Introduction

This is one of the most claimed incidents to occur. This Incident troubleshooting must be confronted only if the incident definition and description hasn't pointed out any operational requirements violation. "User can't call" cause is equally divided into client/server misconfigurations and connection issues.

Please note that this troubleshooting workflow only applies if no specific error messages are written by the PrivateGSM (e.g. License problems, user offline or doesn't exist, etc...). 

User can't call

 

First Level

 

We check the connection on the PrivateGSM side is fine: check the connection status declared by the application. After we record the connection status, we perform a App - Force Manual Reconnection to make sure that the connection action is correctly triggered and thus we can collect answer by the client. If the connection has some problem, then we move to the Connection Issues troubleshooting.  If the connection proceeds fine or was declared all right then is possible that the User experienced a Temporary Network Problem which could be over.

To test the actual Incident status first of all we ask the User to make a test call.

If the call fails, first check that the PrivateGSM configurations are correct and if not, fix them and close the Incident. If they are fine, let's escalate to the second level

If PrivateGSM reconnects to perform the test call, then most probably we had a Temporary Network Problem issue.

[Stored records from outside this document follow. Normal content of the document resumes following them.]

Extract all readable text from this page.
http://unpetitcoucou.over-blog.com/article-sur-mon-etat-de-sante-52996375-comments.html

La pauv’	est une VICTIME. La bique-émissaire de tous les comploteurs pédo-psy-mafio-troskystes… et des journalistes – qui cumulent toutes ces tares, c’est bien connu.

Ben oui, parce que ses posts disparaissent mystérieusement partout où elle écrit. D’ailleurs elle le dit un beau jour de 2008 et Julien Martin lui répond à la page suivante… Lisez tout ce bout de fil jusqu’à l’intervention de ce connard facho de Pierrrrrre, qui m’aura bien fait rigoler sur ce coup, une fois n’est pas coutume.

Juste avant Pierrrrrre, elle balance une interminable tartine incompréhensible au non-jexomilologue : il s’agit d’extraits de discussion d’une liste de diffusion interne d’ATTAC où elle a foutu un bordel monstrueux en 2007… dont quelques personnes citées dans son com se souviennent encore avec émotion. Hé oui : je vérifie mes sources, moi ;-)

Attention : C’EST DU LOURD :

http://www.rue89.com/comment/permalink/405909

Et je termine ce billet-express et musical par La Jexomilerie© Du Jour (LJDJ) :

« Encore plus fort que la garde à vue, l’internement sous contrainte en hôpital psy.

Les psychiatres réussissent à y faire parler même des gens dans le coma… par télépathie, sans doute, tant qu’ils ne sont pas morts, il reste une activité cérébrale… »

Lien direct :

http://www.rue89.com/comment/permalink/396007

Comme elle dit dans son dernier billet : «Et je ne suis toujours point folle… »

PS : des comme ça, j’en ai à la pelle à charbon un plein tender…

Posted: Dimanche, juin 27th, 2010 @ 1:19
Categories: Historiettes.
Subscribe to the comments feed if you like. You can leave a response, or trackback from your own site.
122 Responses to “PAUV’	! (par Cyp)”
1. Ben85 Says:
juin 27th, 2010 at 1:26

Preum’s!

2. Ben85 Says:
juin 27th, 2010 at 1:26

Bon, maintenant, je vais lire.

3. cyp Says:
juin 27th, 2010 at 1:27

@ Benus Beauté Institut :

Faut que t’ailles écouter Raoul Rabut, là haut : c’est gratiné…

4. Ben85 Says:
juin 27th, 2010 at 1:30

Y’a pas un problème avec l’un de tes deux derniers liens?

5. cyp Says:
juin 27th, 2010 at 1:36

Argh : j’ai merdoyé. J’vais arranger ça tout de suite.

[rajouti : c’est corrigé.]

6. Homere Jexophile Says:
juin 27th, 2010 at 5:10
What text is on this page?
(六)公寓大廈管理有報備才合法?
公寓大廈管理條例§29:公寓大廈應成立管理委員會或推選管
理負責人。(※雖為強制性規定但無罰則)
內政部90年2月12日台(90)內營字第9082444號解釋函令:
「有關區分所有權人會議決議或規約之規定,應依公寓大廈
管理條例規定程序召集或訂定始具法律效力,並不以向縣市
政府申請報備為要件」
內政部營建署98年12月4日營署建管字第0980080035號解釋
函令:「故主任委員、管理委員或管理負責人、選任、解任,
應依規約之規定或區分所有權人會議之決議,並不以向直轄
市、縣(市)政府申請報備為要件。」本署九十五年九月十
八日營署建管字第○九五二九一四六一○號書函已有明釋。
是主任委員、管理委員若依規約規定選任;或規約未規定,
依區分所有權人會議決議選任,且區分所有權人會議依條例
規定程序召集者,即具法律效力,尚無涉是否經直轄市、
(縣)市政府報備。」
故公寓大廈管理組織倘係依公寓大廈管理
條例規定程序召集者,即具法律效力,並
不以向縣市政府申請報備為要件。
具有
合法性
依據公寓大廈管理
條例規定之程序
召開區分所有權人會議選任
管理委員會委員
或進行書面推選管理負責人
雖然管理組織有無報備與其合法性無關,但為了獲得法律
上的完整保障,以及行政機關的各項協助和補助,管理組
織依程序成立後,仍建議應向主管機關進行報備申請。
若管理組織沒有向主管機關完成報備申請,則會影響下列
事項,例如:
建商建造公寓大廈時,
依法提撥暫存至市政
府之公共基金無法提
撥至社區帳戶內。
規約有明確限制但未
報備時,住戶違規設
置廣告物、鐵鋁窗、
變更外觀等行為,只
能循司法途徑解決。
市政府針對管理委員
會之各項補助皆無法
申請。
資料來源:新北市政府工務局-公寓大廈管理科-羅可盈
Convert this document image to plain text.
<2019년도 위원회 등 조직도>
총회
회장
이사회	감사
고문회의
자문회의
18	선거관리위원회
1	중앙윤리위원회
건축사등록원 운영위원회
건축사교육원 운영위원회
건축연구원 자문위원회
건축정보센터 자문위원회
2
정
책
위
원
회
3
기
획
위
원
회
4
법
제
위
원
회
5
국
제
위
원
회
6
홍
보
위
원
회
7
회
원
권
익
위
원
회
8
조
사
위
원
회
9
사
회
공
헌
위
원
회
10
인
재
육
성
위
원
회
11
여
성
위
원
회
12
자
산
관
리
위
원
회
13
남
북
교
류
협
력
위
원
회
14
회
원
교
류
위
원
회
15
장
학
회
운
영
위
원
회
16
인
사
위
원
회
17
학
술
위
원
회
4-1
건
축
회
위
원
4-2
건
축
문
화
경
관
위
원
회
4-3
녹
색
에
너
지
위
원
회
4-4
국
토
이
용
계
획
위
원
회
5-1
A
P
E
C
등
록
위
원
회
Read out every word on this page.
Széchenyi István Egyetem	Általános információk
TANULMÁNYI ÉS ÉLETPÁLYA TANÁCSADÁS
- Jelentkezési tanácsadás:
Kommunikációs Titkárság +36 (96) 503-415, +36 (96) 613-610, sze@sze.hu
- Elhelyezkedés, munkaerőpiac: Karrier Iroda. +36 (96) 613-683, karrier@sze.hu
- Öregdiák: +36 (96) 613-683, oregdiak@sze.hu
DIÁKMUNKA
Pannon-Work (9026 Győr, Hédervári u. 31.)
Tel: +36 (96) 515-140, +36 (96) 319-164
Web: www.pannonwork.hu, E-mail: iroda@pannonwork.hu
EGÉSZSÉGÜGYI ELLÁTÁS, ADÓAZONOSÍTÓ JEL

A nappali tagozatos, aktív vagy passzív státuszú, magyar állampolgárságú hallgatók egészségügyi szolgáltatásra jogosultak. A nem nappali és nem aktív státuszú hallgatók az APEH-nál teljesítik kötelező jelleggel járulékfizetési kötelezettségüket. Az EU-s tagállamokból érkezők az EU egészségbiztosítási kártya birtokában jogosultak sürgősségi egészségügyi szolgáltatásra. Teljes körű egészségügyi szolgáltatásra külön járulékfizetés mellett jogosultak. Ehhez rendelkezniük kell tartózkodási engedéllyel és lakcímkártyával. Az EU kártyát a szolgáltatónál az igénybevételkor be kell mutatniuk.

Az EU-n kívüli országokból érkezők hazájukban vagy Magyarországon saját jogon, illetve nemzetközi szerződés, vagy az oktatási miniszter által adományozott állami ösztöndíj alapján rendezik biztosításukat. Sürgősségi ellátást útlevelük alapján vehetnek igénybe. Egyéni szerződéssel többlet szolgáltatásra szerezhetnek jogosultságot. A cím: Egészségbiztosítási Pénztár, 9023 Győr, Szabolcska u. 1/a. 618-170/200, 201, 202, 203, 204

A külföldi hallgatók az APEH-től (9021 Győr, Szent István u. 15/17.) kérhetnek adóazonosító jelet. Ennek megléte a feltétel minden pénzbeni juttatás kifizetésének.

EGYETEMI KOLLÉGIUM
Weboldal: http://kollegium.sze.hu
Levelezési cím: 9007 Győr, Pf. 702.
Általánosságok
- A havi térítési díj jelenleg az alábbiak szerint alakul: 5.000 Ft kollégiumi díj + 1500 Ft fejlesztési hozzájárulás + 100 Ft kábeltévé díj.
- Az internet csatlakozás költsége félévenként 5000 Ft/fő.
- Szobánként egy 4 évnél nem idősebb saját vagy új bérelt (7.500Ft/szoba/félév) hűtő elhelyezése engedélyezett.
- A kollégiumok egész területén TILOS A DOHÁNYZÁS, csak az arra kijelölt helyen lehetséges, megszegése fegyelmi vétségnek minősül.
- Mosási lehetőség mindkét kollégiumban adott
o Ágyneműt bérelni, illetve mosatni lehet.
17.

If the test call goes fine, check if the PrivateServer is configured with one or more Outgoing trunks. If almost one trunk is present,  then you need to escalate.

On the other hand, if no trunks are configured, let's check if the User can call other party now, if he (she) can then close the incident.

 If the User still can't call then check that the other device is connected and registered and if it doesn't, close the incident as "Not an issue". If the other party is connected and registered then escalate to the second level.

Second Level

We can receive an escalation request for three reasons: a User's remote party configuration needs to be checked, we have to check wether one or more trunk are configured, a general network status check.

In the first case we have to check the User's remote party activities on the server in order to discover some conflict, such as a  virtual number duplication and eventually try to solve the conflicts.

In the second case we need to check if the User is using such trunk to route the call and so check trunk(s) status and configuration, by performing the checks described in PSAM 3.3 Check Server Services section.

In the latter case, no issues have been found in User client configuration, so we need to perform some tests on the Network status to understand if some communication issue are causing the Incident.

If all of the above are fine, the final possibility of a bug in the client become feasible, thus we check the client logs and then we escalate to the third level.